Mas, quando se decide que as costuras de palavras vão se tornar texto, é difícil ter o que tire o prumo. Não tem "deixa pra lá essa prosa", não tem "larga mão dessa história".
Agora mesmo, olho o relógio enquanto aglomero palavras, são 5h28 e quem disse que consigo dormir com a conexão cérebro-dedos pedindo passagem?
Escrever é como entrar em ebulição. A cabeça ferve. Nem todas as bolhinhas d'água se moldam da melhor forma a princípio. Depois, é como se tivéssemos a oportunidade de, uma a uma, olharmos apuradamente e deixarmos só as mais vistosas.
Em vista da praticidade dos celulares, devo dizer que, de uns anos para cá, escrevi de muitos jeitos, na vida de repórter/escritor/produtor de conteúdo.
Já estive juntando letrinhas de pé encostado em um muro qualquer; sentado em alguma escadaria ou banco de praça por aí; no banco traseiro de algum carro, enquanto a vida passava diante de meus olhos; em frente ao computador, ladeado por telefones barulhentos e teclados imparáveis; na cama, no escuro, feito agora. Isso para citar apenas alguns exemplos.
Considero escrever uma arte complexa. Haverá quem ame e também quem odeie. É um talento que demora a se aprimorar e que, dificilmente, nós, escribas, vamos nos achar gigantes (olha bem essa prova aqui). Nessa arte, assim como deve ser em tantas outras, digladiamos ferozmente contra os impostores fantásticos que nos atravessam.
Um dos contornos interessantes da escrita é que, antes de ela vir ao mundo (se o autor assim decidir), há um grande mergulho na própria solidão, observação e imaginação. É profundamente necessário saber mergulhar em ao menos um desses quesitos durante nossa construção.
Agora, por exemplo, tenho a solidão e a imaginação a meu favor, dentro de um quarto escuro cuja única luz é a tela do celular. A observação, por ora, seria apenas a partir da audição do que vem de fora e perpassa as paredes do quarto. Ora, outros sentidos apurados podem significar um “enxergar diferente”.

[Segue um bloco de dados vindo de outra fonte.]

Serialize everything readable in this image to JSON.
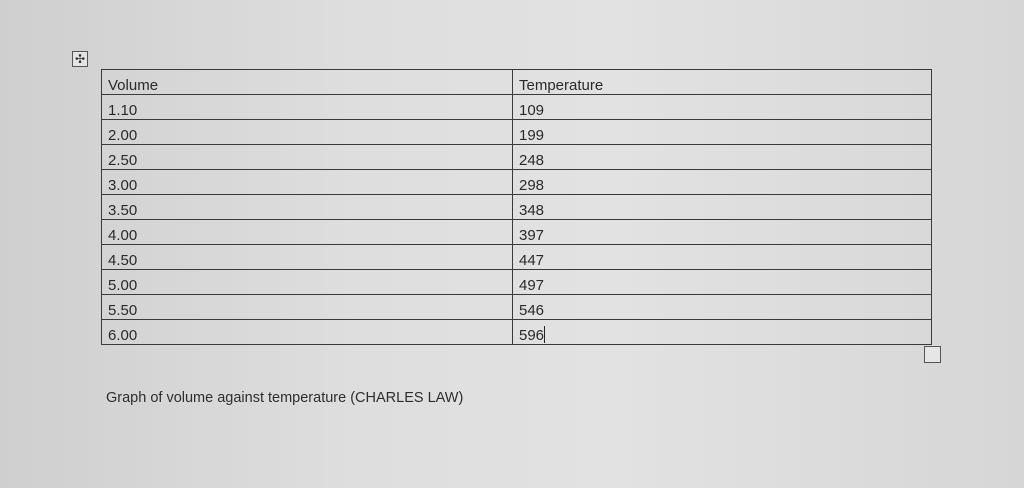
{
  "table": {
    "headers": [
      "Volume",
      "Temperature"
    ],
    "rows": [
      [
        "1.10",
        "109"
      ],
      [
        "2.00",
        "199"
      ],
      [
        "2.50",
        "248"
      ],
      [
        "3.00",
        "298"
      ],
      [
        "3.50",
        "348"
      ],
      [
        "4.00",
        "397"
      ],
      [
        "4.50",
        "447"
      ],
      [
        "5.00",
        "497"
      ],
      [
        "5.50",
        "546"
      ],
      [
        "6.00",
        "596"
      ]
    ]
  },
  "caption": "Graph of volume against temperature (CHARLES LAW)",
  "icons": {
    "move_handle": "move-arrows-icon",
    "resize_handle": "table-resize-icon"
  }
}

O barulho do trem que dá o tom do início das atividades do dia... Os ouvidos que também apuram o primeiro ligar de motor de uma moto, com direito a uma leve buzinar. Seria uma buzinadinha daquelas despedidas do tipo "ei, te amo, mais tarde eu volto"? Gosto de imaginar que sim.
O mundo ganharia mais se imaginássemos mais. Imaginar pode trazer êxtase, sabe?
Lembro que tinha meus 14/15 anos quando passei a gostar mesmo de escrever. E, inicialmente, era por causa disso: por ser um adolescente viajante através das linhas em branco nos cadernos.
Um professor de português chamado Robson costumava fazer "concursos" rápidos de redação na sala, com temas definidos ou até construindo o primeiro parágrafo do texto e pedindo que criássemos uma sequência.
Amava aquilo. Aliás, ainda que me considerando mais introvertido à época, era como um despertar de coragem: ler as minhas histórias à turma e arrancar risadas, suspiros, críticas, o que fosse. Naquele tempo, é evidente que eu nem tinha noção da força das palavras.
Mas um ex-namorado da minha mãe costumava lembrar de um desses textos que criei nas aulas do Robson. Nem consigo lembrar os detalhes. Sei que tinha algo a ver com uma águia forte, perspicaz. Ele sempre dizia frases do tipo: "Eu fiquei impactado com aquilo que você escreveu, era muito bom e forte para uma criança/adolescente".
Tenho visto muito escritor escrever sobre escrita. Evito, até certo ponto, mas hoje estou fugindo à regra sabe se lá por qual razão. Faz parte… Escritores também são um bocado transgressores, avessos às regras.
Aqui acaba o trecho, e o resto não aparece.